More important than shelter, than fire, than any store-bought gear, is the outdoorsman’s ability to focus, to be completely present in the moment that they are in. There is clarity and a calm there where everything else falls away.

“That’s exactly what I enjoy,” Allen said. “One of the things I’ve read is that you have to learn to be here, now. We don’t live that way in our modern world. We’re always thinking schedules and what are you doing tomorrow or next week or what happened last week. You’re never here, now. But when you’re out there that’s all you’ve got. Whatever happened around the last bend, that’s gone. You’ve got this bend in the river to worry about now.”

And in rivers like the Ogeechee, that can narrow when you least expect it, the paddler cannot afford to be distracted.

“Some of those bends, it’s hard to maneuver the canoe through them,” Allen said. “I don’t see how the current is turning that swift because I can’t turn that swift. It’s crazy. It makes it a big adventure. Everything’s new and you have to deal with it minute by minute.
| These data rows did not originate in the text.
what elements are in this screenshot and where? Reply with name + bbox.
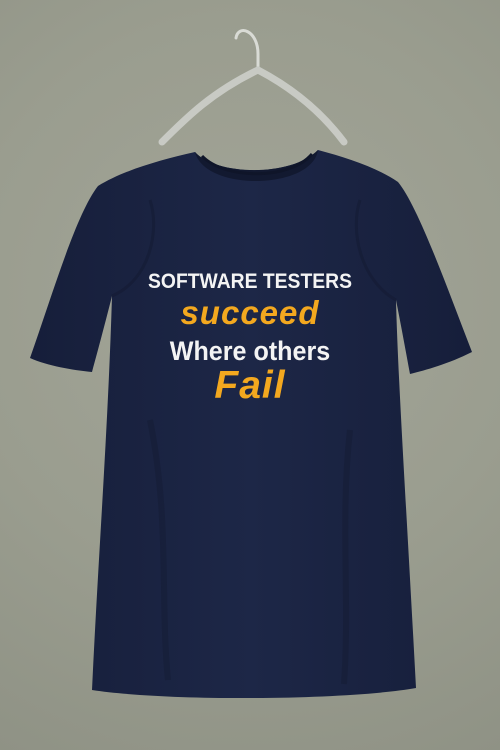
print-line-where-others: Where others bbox=[169, 336, 331, 366]
print-line-software-testers: SOFTWARE TESTERS bbox=[148, 270, 352, 293]
print-line-fail: Fail bbox=[214, 364, 286, 407]
hanger bbox=[158, 29, 348, 146]
tshirt-body bbox=[30, 150, 472, 699]
tshirt-collar bbox=[195, 150, 318, 182]
print-line-succeed: succeed bbox=[180, 294, 320, 331]
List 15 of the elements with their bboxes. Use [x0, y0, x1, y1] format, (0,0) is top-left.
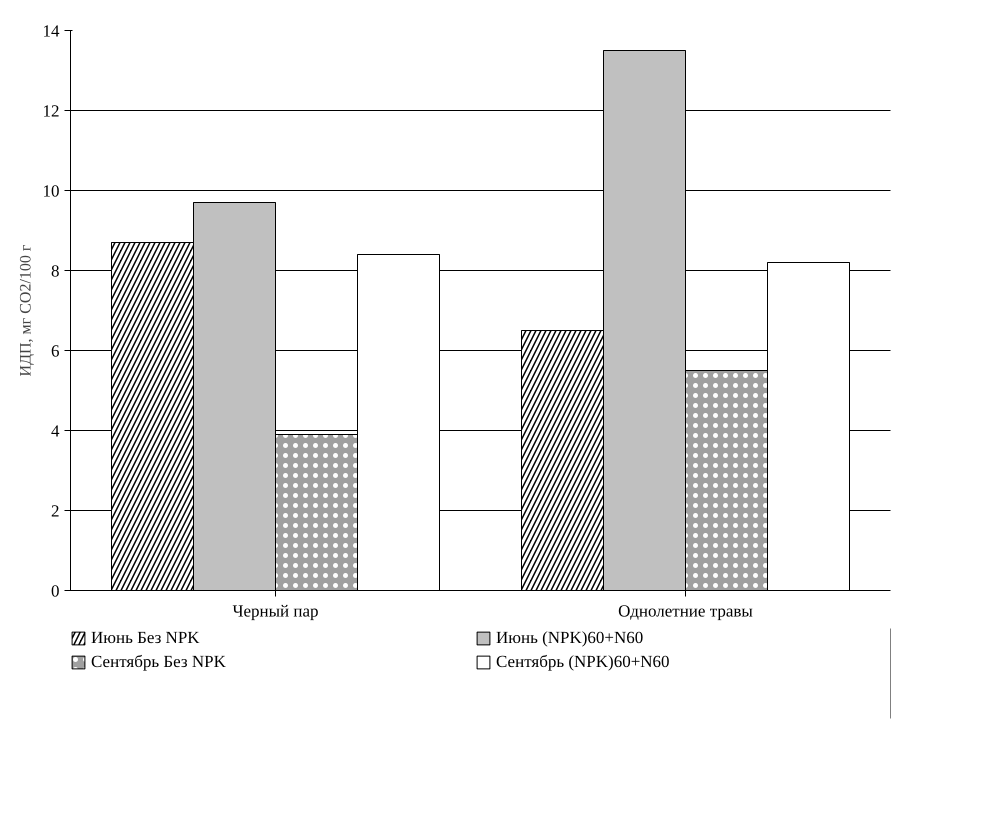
y-tick-label: 8	[51, 262, 60, 280]
y-axis-title: ИДП, мг СО2/100 г	[18, 244, 34, 376]
legend-label: Сентябрь Без NPK	[91, 652, 227, 672]
y-tick-label: 0	[51, 582, 60, 600]
x-tick-label: Однолетние травы	[618, 602, 754, 620]
legend-label: Июнь (NPK)60+N60	[496, 628, 644, 648]
y-tick-label: 14	[42, 22, 60, 40]
legend-label: Июнь Без NPK	[91, 628, 201, 648]
y-tick-label: 4	[51, 422, 60, 440]
y-tick-label: 12	[42, 102, 60, 120]
y-tick-label: 10	[42, 182, 60, 200]
y-tick-label: 2	[51, 502, 60, 520]
legend-label: Сентябрь (NPK)60+N60	[496, 652, 671, 672]
x-tick-label: Черный пар	[232, 602, 319, 620]
y-tick-label: 6	[51, 342, 60, 360]
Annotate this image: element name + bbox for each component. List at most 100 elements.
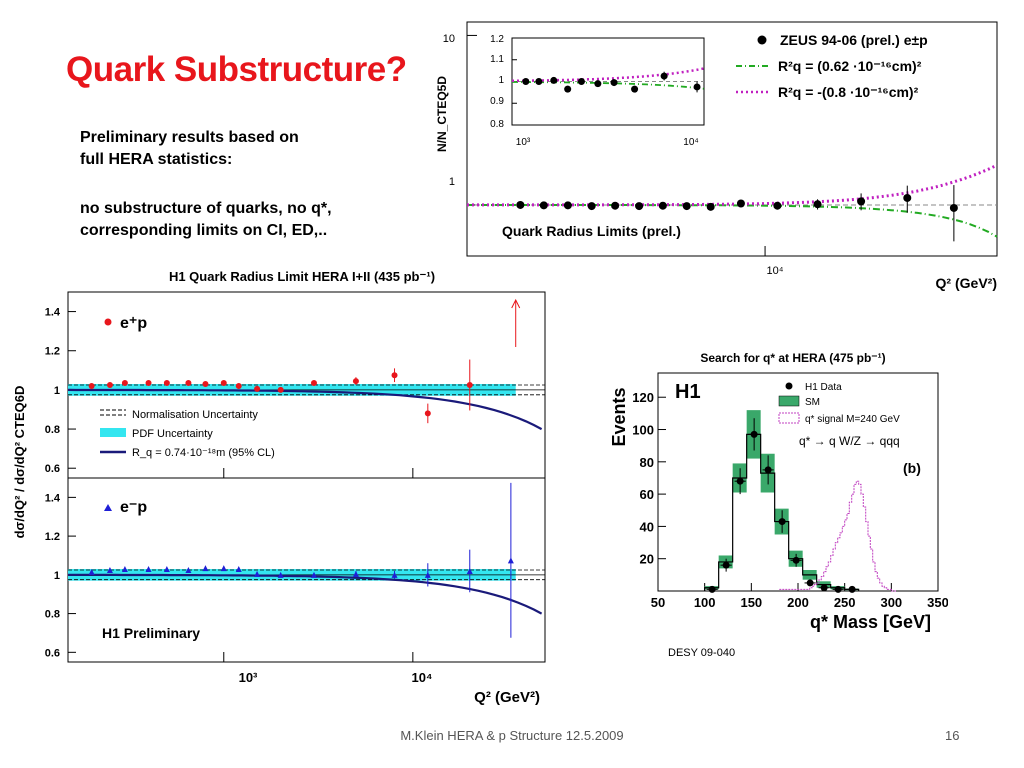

Reality is right there in front of you and you have to deal with it. I love all that.”

Allen feels his year of preparation for the trip paid off. The weather, the water level, everything was perfect. The mosquitoes were not even out much.

He had planned for a possible seven-day trip, but he made it in three.

“I got to the U.S. 1 bridge in Louisville at 3 o’clock on Tuesday,” Allen said. “That adds up to three nine-hour days on the water. The GPS said I went 49 miles, so actually, that’s not bad progress, about 16 miles per day.

He does not recommend the trip to anyone who is not vastly experienced on the water.

“Don’t do this to improve any of your skills or learn a new skill of navigation. You do this if you have already proven all of your skills. And then use them here,” Allen said. “I can see someone really getting messed up and not knowing what to do in there. That worries me, that someone will read this and think, ‘Oh, that sounds fun, let’s try that.’

For paddlers who think they are up for a challenge of more obstacles, Allen recommends they try the Ogeechee from Highway 24 to U.S. Highway 1.

“I think I had seven or eight pullovers on that run and there a lot more snags you can maneuver through, but for the most part, it’s not very bad. And it’s only 5 or 6 river miles if someone wants to try it,” Allen said. “But as for the upper part of this run, I almost think that if you need help to plan and execute this trip, then you’re not ready for it.”

Now, Allen is resting up and waiting for that familiar pull to lure him back out to wherever the compass points.

“One thing I did learn on this last trip,” Allen said. “Going around a bend and seeing 200 yards of open water, that is happiness, my friend.”